O resto foi penoso, como um mau filme em câmara lenta. Os portugueses, de cabeça perdida, cercaram o árbitro e o auxiliar, tentando inverter o destino. Zidane, fazendo justiça à sua dimensão de craque, converteu o «penalty» com uma frieza inacreditável. E Portugal despediu-se do Europeu com uma negativa em comportamento (Nuno Gomes seria expulso no fim do encontro), apesar de tudo insuficiente para fazer esquecer um percurso a todos os títulos brilhante. Mas, como há 16 anos, a convicção francesa foi mais forte.

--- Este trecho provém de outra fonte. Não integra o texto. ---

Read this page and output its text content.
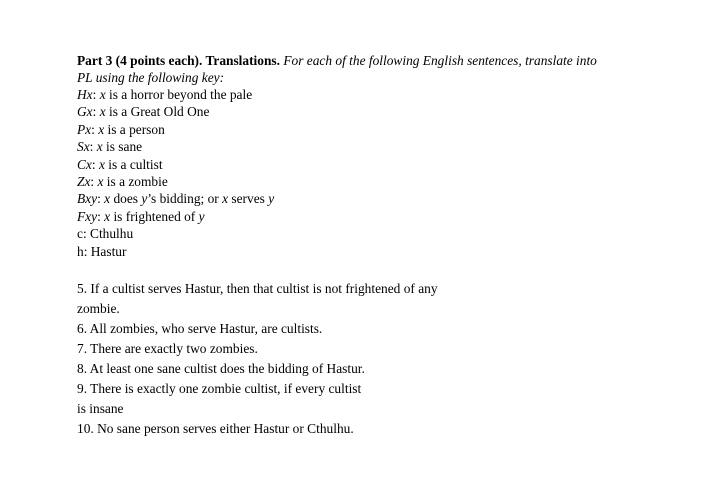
Part 3 (4 points each). Translations. For each of the following English sentences, translate into
PL using the following key:

Hx: x is a horror beyond the pale
Gx: x is a Great Old One
Px: x is a person
Sx: x is sane
Cx: x is a cultist
Zx: x is a zombie
Bxy: x does y’s bidding; or x serves y
Fxy: x is frightened of y
c: Cthulhu
h: Hastur
5. If a cultist serves Hastur, then that cultist is not frightened of any
zombie.
6. All zombies, who serve Hastur, are cultists.
7. There are exactly two zombies.
8. At least one sane cultist does the bidding of Hastur.
9. There is exactly one zombie cultist, if every cultist
is insane
10. No sane person serves either Hastur or Cthulhu.
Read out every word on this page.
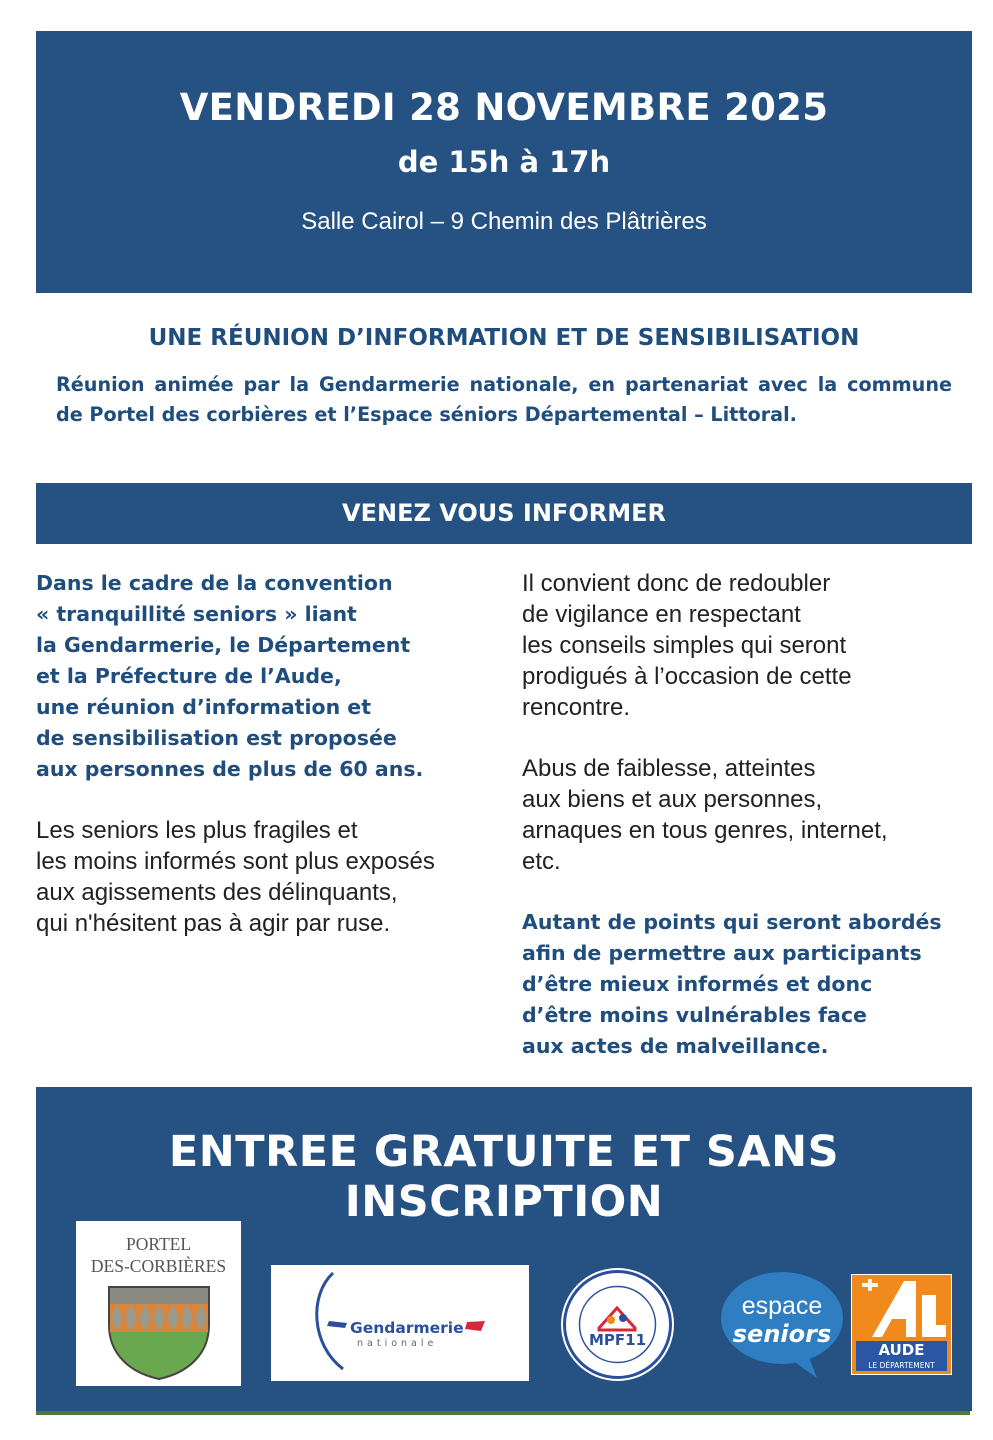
VENDREDI 28 NOVEMBRE 2025
de 15h à 17h
Salle Cairol – 9 Chemin des Plâtrières
UNE RÉUNION D’INFORMATION ET DE SENSIBILISATION
Réunion animée par la Gendarmerie nationale, en partenariat avec la commune de Portel des corbières et l’Espace séniors Départemental – Littoral.
VENEZ VOUS INFORMER

Dans le cadre de la convention
« tranquillité seniors » liant
la Gendarmerie, le Département
et la Préfecture de l’Aude,
une réunion d’information et
de sensibilisation est proposée
aux personnes de plus de 60 ans.

Les seniors les plus fragiles et
les moins informés sont plus exposés
aux agissements des délinquants,
qui n'hésitent pas à agir par ruse.

Il convient donc de redoubler
de vigilance en respectant
les conseils simples qui seront
prodigués à l’occasion de cette
rencontre.

Abus de faiblesse, atteintes
aux biens et aux personnes,
arnaques en tous genres, internet,
etc.

Autant de points qui seront abordés
afin de permettre aux participants
d’être mieux informés et donc
d’être moins vulnérables face
aux actes de malveillance.

ENTREE GRATUITE ET SANS INSCRIPTION
PORTEL
DES-CORBIÈRES
Gendarmerie
nationale	MPF11
espace
seniors
AUDE
LE DÉPARTEMENT
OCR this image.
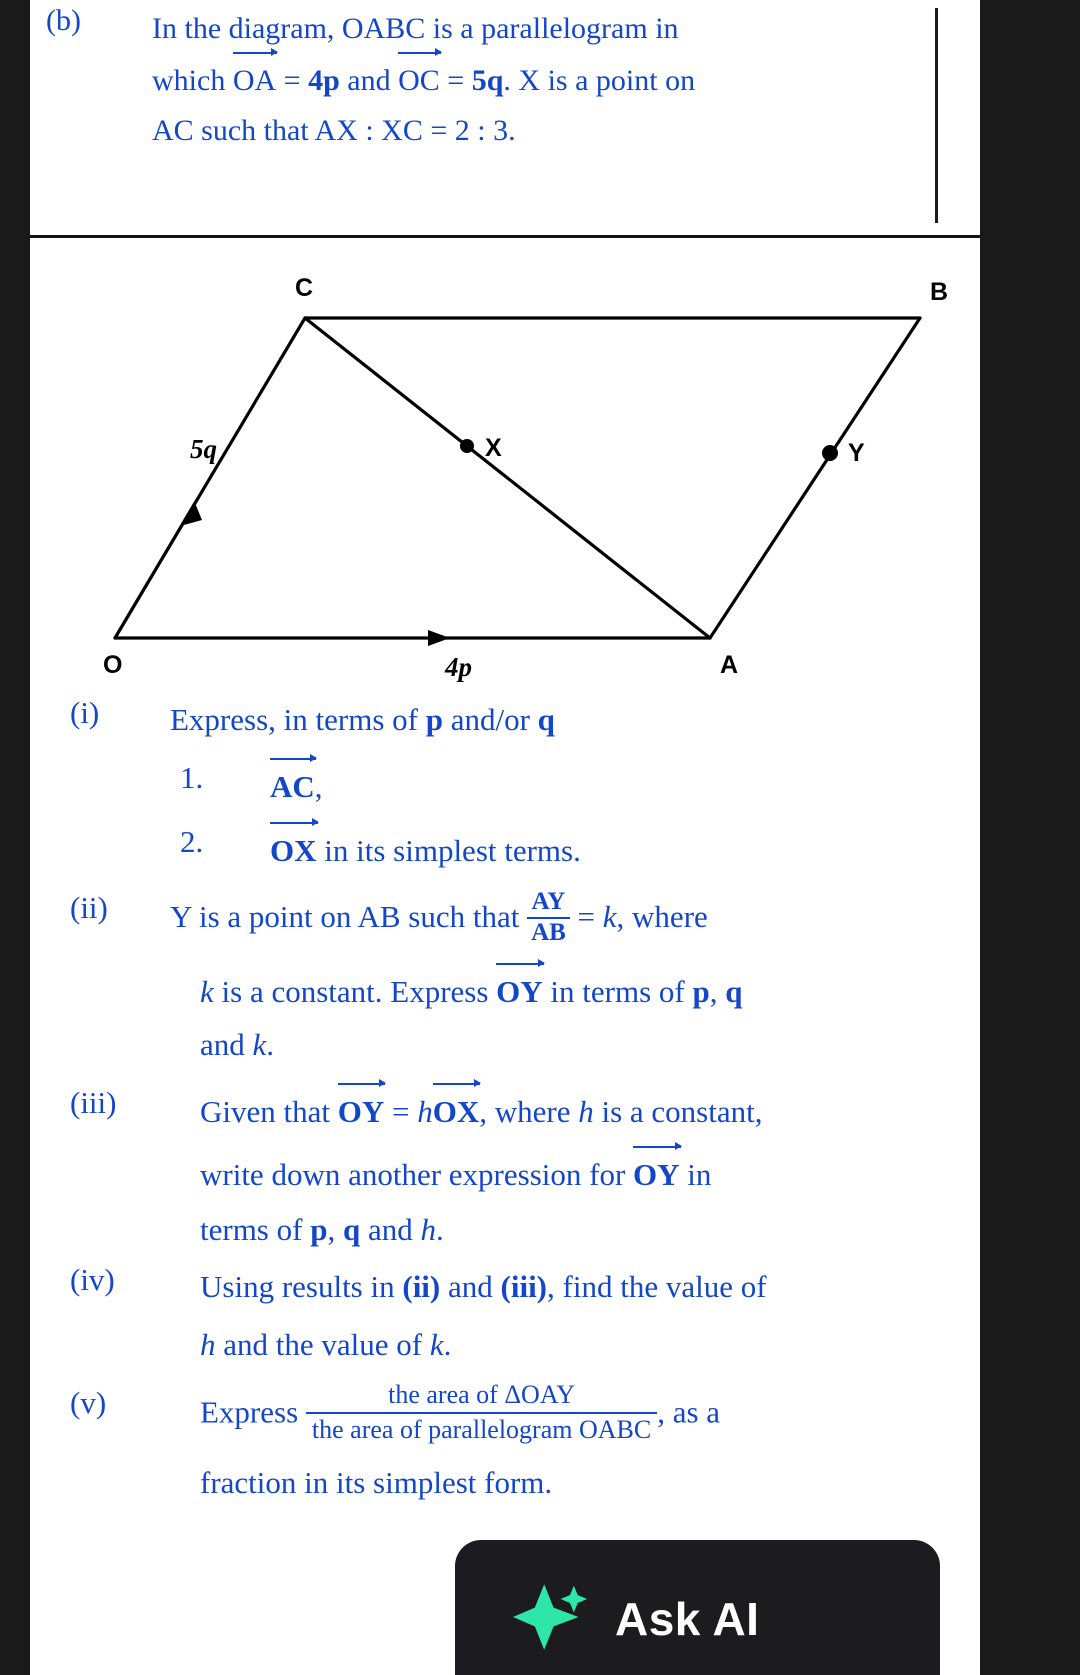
(b) In the diagram, OABC is a parallelogram in
which OA = 4p and OC = 5q. X is a point on
AC such that AX : XC = 2 : 3.
O	A
B
C
X	Y
5q
4p
(i) Express, in terms of p and/or q
1. AC,
2. OX in its simplest terms.
(ii) Y is a point on AB such that $\frac{AY}{AB} = k$, where
k is a constant. Express OY in terms of p, q
and k.
(iii)	Given that OY = hOX, where h is a constant,
write down another expression for OY in
terms of p, q and h.
(iv)	Using results in (ii) and (iii), find the value of
h and the value of k.
(v)	Express $\frac{\text{the area of ΔOAY}}{\text{the area of parallelogram OABC}}$ , as a
fraction in its simplest form.
Ask AI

Foi pena que essa força não encontrasse uma tradução mais cristalina. 

Ficha do jogo 

Portugal, 1 - França, 2 

Estádio Rei Balduíno, em Bruxelas

Árbitro: Gunter Benko (Áustria) 

Portugal: Baía; Abel Xavier, Fernando Couto, Jorge Costa e Dimas (Rui Jorge, 91 m); Costinha e Vidigal (Paulo Bento, 60 m); Sérgio Conceição, Rui Costa (João Pinto, 76 m) e Figo; Nuno Gomes

Treinador: Humberto Coelho 

França: Barthez; Thuram, Blanc, Desailly e Lizarazu; Vieira, Deschamps, Petit (Pires, 87 m) e Zidane; Henry (Trezeguet, 104 m) e Anelka (Wiltord, 71 m)  

Ao intervalo: 1-0 

Marcadores: Nuno Gomes (19 m); Henry (51 m) e Zidane (116 m, g.p.) 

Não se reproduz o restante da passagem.